The point of the Synod of Bishops on young people is not primarily to produce a document, but instead is to learn from Christ how to “bring God’s mercy into the world,” Bishop Frank J. Caggiano of Bridgeport, Connecticut, said in a homily at the synod.
“We have come to sit at the feet of the ‘Divine Physician’ and learn from him how to become physicians of broken hearts, among youth, young adults, and all God’s people,” the bishop said Oct. 18.
Each day a different bishop is chosen to give a homily during midmorning prayer at the synod. Speaking on the feast of Saint Luke, Bishop Caggiano began by asking, “How can one heal a broken heart?”
“It is a question that no disciple of the Lord can avoid asking, since it was to heal broken hearts that our Savior came among us,” he said.
The young physician, Luke, was among the many doctors who sought to “remedy the brokenness of life” with their own skills and tools. But he learned that there was a better way to heal after the Holy Spirit inspired him: He unlocked the power of divine mercy, the bishop said.

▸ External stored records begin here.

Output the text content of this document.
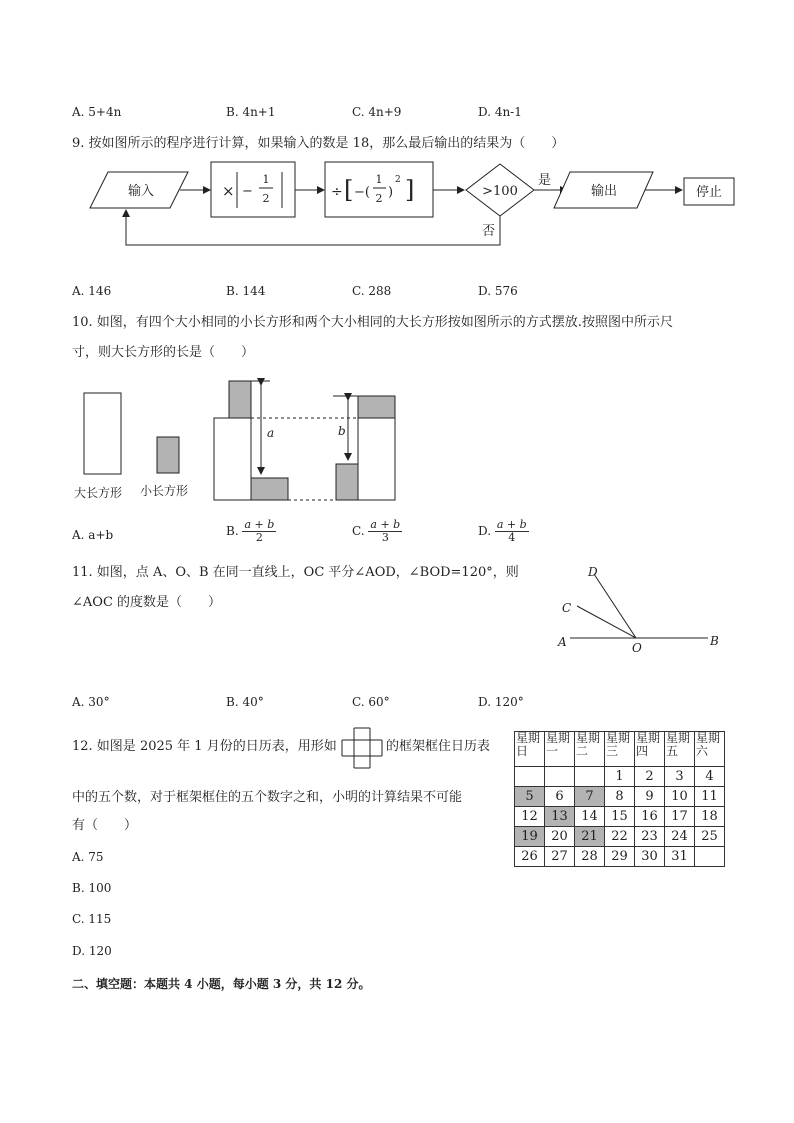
A. 5+4n	B. 4n+1	C. 4n+9	D. 4n-1
9. 按如图所示的程序进行计算，如果输入的数是 18，那么最后输出的结果为（　　）
输入	× −
1
2	÷ [ −(
1
2 )
2 ]	>100
是
输出	停止
否
A. 146	B. 144	C. 288	D. 576
10. 如图，有四个大小相同的小长方形和两个大小相同的大长方形按如图所示的方式摆放.按照图中所示尺
寸，则大长方形的长是（　　）
大长方形 小长方形
a	b
A. a+b	B. $\frac{a + b}{2}$	C. $\frac{a + b}{3}$	D. $\frac{a + b}{4}$
11. 如图，点 A、O、B 在同一直线上，OC 平分∠AOD，∠BOD=120°，则
∠AOC 的度数是（　　）
A	O	B
C
D
A. 30°	B. 40°	C. 60°	D. 120°
12. 如图是 2025 年 1 月份的日历表，用形如	的框架框住日历表
中的五个数，对于框架框住的五个数字之和，小明的计算结果不可能
有（　　）
A. 75
B. 100
C. 115
D. 120
星期日	星期一	星期二	星期三	星期四	星期五	星期六
			1	2	3	4
5	6	7	8	9	10	11
12	13	14	15	16	17	18
19	20	21	22	23	24	25
26	27	28	29	30	31	
二、填空题：本题共 4 小题，每小题 3 分，共 12 分。
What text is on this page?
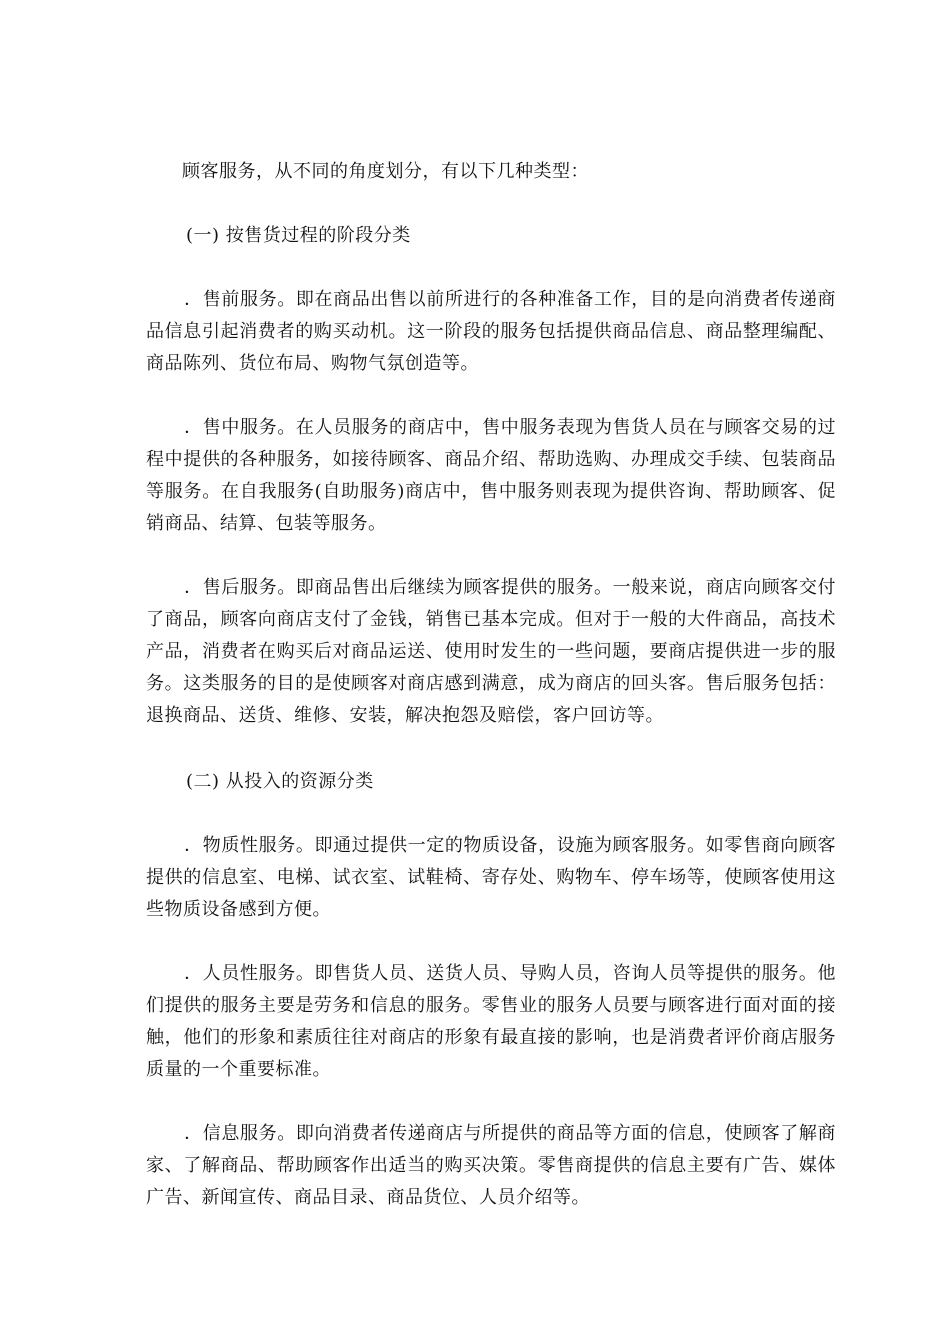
顾客服务，从不同的角度划分，有以下几种类型：

(一) 按售货过程的阶段分类

．售前服务。即在商品出售以前所进行的各种准备工作，目的是向消费者传递商品信息引起消费者的购买动机。这一阶段的服务包括提供商品信息、商品整理编配、商品陈列、货位布局、购物气氛创造等。

．售中服务。在人员服务的商店中，售中服务表现为售货人员在与顾客交易的过程中提供的各种服务，如接待顾客、商品介绍、帮助选购、办理成交手续、包装商品等服务。在自我服务(自助服务)商店中，售中服务则表现为提供咨询、帮助顾客、促销商品、结算、包装等服务。

．售后服务。即商品售出后继续为顾客提供的服务。一般来说，商店向顾客交付了商品，顾客向商店支付了金钱，销售已基本完成。但对于一般的大件商品，高技术产品，消费者在购买后对商品运送、使用时发生的一些问题，要商店提供进一步的服务。这类服务的目的是使顾客对商店感到满意，成为商店的回头客。售后服务包括：退换商品、送货、维修、安装，解决抱怨及赔偿，客户回访等。

(二) 从投入的资源分类

．物质性服务。即通过提供一定的物质设备，设施为顾客服务。如零售商向顾客提供的信息室、电梯、试衣室、试鞋椅、寄存处、购物车、停车场等，使顾客使用这些物质设备感到方便。

．人员性服务。即售货人员、送货人员、导购人员，咨询人员等提供的服务。他们提供的服务主要是劳务和信息的服务。零售业的服务人员要与顾客进行面对面的接触，他们的形象和素质往往对商店的形象有最直接的影响，也是消费者评价商店服务质量的一个重要标准。

．信息服务。即向消费者传递商店与所提供的商品等方面的信息，使顾客了解商家、了解商品、帮助顾客作出适当的购买决策。零售商提供的信息主要有广告、媒体广告、新闻宣传、商品目录、商品货位、人员介绍等。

God’s mercy offered through the life and death of Jesus healed “hearts burdened by the frailty of disease and old age, hearts that struggle with doubts and fears, hearts that question whether I am either lovable or will ever be loved by anyone,” he said.

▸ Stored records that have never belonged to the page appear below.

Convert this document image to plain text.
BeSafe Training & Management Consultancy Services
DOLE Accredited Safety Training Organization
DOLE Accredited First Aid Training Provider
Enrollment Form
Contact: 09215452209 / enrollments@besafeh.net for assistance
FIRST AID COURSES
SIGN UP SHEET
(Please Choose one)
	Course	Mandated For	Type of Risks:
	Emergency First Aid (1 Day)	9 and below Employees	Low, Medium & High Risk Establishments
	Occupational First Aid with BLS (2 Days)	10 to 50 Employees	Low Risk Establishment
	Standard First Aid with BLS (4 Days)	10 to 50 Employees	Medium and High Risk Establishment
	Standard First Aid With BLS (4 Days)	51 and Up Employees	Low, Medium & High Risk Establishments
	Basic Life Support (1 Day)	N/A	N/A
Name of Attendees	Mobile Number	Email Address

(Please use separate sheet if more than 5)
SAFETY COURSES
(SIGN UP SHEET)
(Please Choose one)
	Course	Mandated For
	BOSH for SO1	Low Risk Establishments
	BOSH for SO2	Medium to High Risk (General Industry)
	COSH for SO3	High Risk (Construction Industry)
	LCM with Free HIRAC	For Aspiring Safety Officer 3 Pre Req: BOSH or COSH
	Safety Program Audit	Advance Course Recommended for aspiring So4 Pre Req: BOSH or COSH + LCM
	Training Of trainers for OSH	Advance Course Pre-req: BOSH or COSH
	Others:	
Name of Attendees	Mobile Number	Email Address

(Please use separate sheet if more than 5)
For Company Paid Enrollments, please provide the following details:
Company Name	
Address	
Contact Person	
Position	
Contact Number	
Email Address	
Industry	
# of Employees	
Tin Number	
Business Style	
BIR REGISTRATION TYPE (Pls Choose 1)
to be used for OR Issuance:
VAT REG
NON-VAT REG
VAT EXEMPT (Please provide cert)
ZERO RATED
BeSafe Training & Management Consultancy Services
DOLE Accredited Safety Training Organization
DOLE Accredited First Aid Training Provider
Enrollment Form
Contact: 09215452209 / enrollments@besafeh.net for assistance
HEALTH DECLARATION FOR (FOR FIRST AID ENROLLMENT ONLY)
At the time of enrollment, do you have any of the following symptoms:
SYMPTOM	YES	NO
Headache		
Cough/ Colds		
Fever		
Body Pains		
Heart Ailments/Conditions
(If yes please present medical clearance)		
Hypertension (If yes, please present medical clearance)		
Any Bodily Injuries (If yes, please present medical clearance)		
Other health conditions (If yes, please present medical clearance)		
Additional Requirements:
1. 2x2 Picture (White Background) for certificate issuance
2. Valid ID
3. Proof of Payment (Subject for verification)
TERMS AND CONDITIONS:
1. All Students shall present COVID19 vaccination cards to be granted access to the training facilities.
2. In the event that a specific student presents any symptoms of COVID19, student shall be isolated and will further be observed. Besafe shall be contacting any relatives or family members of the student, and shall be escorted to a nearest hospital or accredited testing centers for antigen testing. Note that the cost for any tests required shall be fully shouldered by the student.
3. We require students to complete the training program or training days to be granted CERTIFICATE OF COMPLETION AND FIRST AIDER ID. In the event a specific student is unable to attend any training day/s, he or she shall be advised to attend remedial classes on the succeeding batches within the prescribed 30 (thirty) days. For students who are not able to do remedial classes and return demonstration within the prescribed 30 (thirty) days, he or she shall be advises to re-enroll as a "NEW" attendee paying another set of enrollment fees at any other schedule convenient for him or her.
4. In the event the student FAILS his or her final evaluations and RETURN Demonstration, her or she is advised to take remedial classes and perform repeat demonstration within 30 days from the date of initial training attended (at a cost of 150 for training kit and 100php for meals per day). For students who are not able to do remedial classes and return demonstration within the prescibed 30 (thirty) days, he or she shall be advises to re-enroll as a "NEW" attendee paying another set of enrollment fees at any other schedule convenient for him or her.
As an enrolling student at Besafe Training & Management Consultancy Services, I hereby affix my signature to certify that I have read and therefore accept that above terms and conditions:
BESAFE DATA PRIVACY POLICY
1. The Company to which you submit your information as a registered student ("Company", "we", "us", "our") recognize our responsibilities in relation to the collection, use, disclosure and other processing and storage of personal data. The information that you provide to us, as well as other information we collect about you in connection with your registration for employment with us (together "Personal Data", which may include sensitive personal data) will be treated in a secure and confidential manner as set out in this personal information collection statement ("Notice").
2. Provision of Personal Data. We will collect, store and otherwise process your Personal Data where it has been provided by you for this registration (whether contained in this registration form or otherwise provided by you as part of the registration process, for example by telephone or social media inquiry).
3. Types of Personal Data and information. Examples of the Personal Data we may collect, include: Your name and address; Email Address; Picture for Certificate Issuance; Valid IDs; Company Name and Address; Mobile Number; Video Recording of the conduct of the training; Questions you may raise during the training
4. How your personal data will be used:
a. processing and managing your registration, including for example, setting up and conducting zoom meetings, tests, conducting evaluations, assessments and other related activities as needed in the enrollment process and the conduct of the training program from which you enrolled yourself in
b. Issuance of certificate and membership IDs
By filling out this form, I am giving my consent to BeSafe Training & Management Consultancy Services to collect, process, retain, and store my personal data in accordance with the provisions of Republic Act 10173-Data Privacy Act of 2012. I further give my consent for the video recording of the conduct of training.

“My friends, we cannot truly heal anyone on our own,” Bishop Caggiano told synod members. “Only Christ brings authentic and lasting healing. Luke understood this and lived his life serving as a simple channel of Christ’s mercy.”

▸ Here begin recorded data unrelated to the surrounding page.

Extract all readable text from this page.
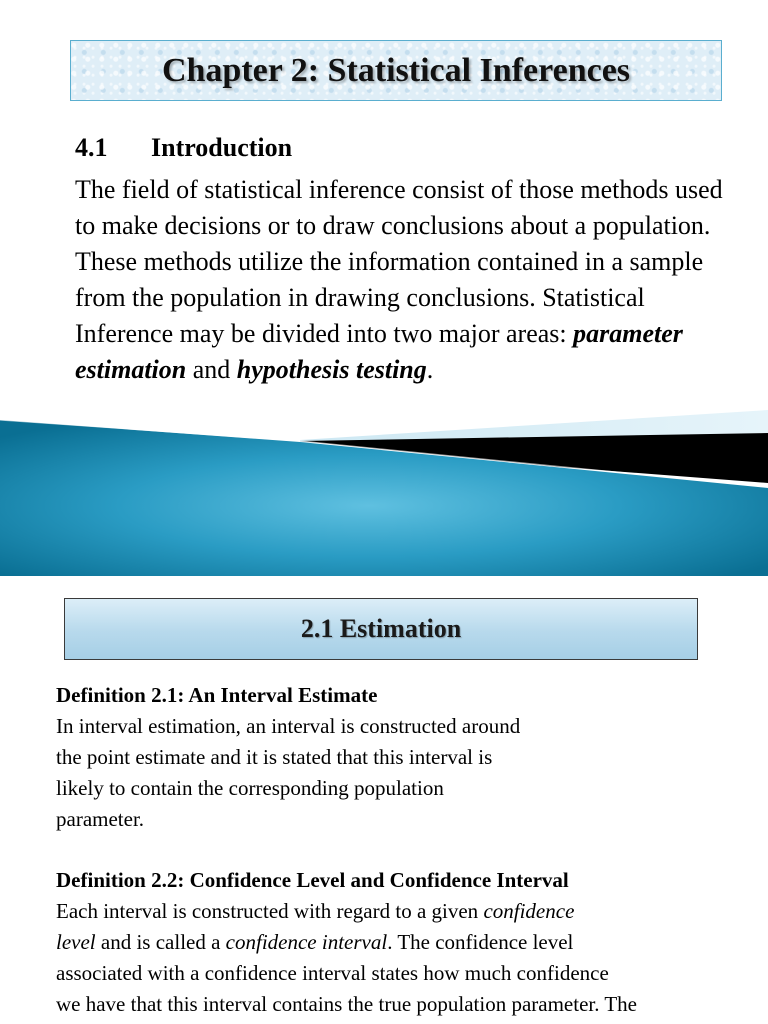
Chapter 2: Statistical Inferences
4.1 Introduction
The field of statistical inference consist of those methods used to make decisions or to draw conclusions about a population. These methods utilize the information contained in a sample from the population in drawing conclusions. Statistical Inference may be divided into two major areas: parameter estimation and hypothesis testing.
2.1 Estimation
Definition 2.1: An Interval Estimate
In interval estimation, an interval is constructed around
the point estimate and it is stated that this interval is
likely to contain the corresponding population
parameter.
Definition 2.2: Confidence Level and Confidence Interval
Each interval is constructed with regard to a given confidence
level and is called a confidence interval. The confidence level
associated with a confidence interval states how much confidence
we have that this interval contains the true population parameter. The
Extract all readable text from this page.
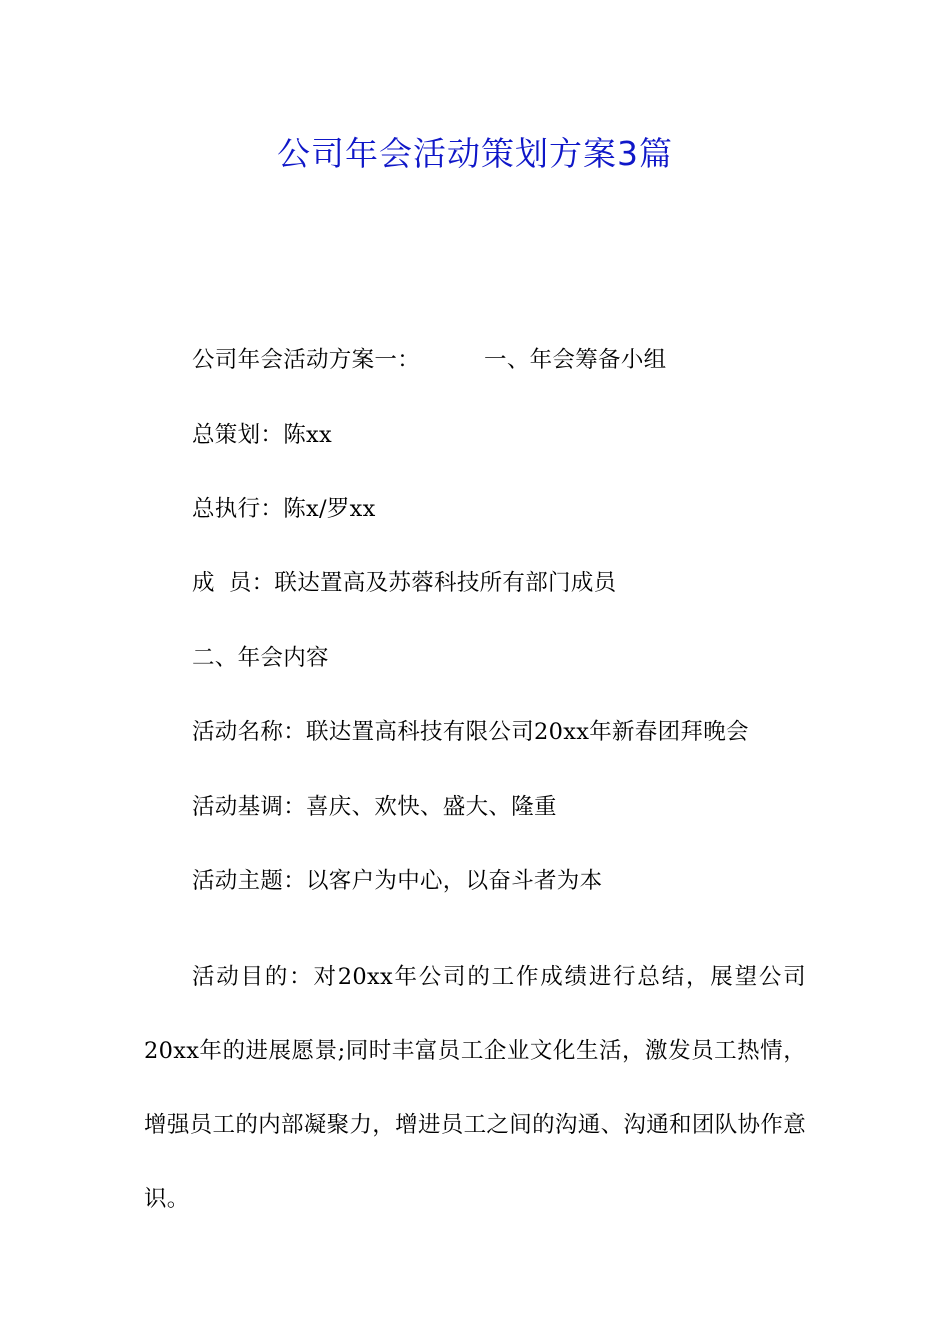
公司年会活动策划方案3篇
公司年会活动方案一：	一、年会筹备小组
总策划：陈xx
总执行：陈x/罗xx
成 员：联达置高及苏蓉科技所有部门成员
二、年会内容
活动名称：联达置高科技有限公司20xx年新春团拜晚会
活动基调：喜庆、欢快、盛大、隆重
活动主题：以客户为中心，以奋斗者为本
活动目的：对20xx年公司的工作成绩进行总结，展望公司20xx年的进展愿景;同时丰富员工企业文化生活，激发员工热情，增强员工的内部凝聚力，增进员工之间的沟通、沟通和团队协作意识。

St. Luke also “gave voice to the poor, the Samaritan, the prodigal son and the women forgotten by society” in a world that had grown blind to the needs of the helpless, he said.
“His Gospel compels us to walk into the shadows of our modern world and become channels of Christ’s mercy for those whom the world has left behind,” Bishop Caggiano said.
“Let us bring God’s mercy into the world, one broken heart at a time.”